Recent Issues with Big Data: Critical Questions for a Critical Time
Introduction
This essay analyses the different claims GenAI providers and customers are officially stating as their policy and critiques them in light of recent developments. I also try to incorporate a historical perspective highlighting the change in attitudes towards technology use in education in particular. In many ways this paper could be seen as a broader and more critical version of the Data News feature we so enjoyed during our lectures. It’s less about solving a specific problem and more about avoiding future ones by bringing to light some of the inherent contradictions in our current relationship with technology in general and Big Data in particular.
The Great Open Web Plunder
In talking about GenAI in the context of Big Data, we cannot skip discussing the origins of the data that has been used to train the underlying Large Language Models. Take for example OpenAI - the makers of the most popular GenAI tool ChatGPT. Their documentation states that:
“OpenAI’s foundation models, including the models that power ChatGPT, are developed using three primary sources of information: (1) information that is publicly available on the internet, (2) information that we partner with third parties to access, and (3) information that our users, human trainers, and researchers provide or generate.” (“How ChatGPT and Our Foundation Models Are Developed | OpenAI Help Center” 2025)

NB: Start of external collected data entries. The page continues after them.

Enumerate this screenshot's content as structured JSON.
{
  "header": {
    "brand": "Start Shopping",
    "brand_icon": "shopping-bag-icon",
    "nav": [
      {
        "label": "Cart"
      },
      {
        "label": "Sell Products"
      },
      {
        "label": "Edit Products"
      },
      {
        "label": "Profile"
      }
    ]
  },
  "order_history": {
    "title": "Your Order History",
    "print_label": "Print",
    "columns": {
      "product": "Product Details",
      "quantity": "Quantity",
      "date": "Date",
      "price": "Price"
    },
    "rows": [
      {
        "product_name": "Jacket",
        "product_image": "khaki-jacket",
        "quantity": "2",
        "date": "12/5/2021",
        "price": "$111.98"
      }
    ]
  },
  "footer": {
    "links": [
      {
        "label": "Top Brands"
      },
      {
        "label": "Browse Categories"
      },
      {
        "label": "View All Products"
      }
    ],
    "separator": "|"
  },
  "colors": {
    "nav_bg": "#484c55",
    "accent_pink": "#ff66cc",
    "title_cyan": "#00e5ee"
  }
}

OpenAI does not provide concrete statistics on how much of the total each data source constitutes, but given the vast amount of publicly available data and the relative ease and efficiency with which it can be collected using automated tools, it is safe to assume that the open web forms the vast majority of their input. Information from third party partners may be better structured and curated, but to achieve seemingly universal applicability, GenAI tools must prioritize quantity.
This raises an important question - how do the data collection bots know the terms under which the collected data is published? Publicly available information may appear to belong to the Public Domain, but it does not (Atkinson 2024). That determination is ultimately up to the publisher of the content in question. There exist semantic web conventions (Rodriguez-Doncel and Delgado, n.d.) that allow a publisher to attach licensing terms to a page in a machine-readable format, but if nobody is mandating their use then why would the data collectors be under any obligation to follow them?
We are already beginning to see the first lawsuits emerge by media outlets as well as artists and performers (Jiang et al. 2023). It is only a matter of time when we get to also see the first class action lawsuits (Eaton 2025) from countless independent journalists, bloggers, photographers and content creators waking up to the fact that their work is being used to establish a new information monopoly.
OpenAI goes to great lengths to claim that their modus operandi does not actually entail “copy-pasting” other people’s work:
“Machine learning models consist of large sets of numbers, known as “weights” or “parameters,” along with code that interprets and uses those numbers. These models do not store or retain copies of the data they are trained on. Instead, as a model learns, the values of its parameters are adjusted slightly to reflect patterns it has identified.” (“How ChatGPT and Our Foundation Models Are Developed | OpenAI Help Center” 2025)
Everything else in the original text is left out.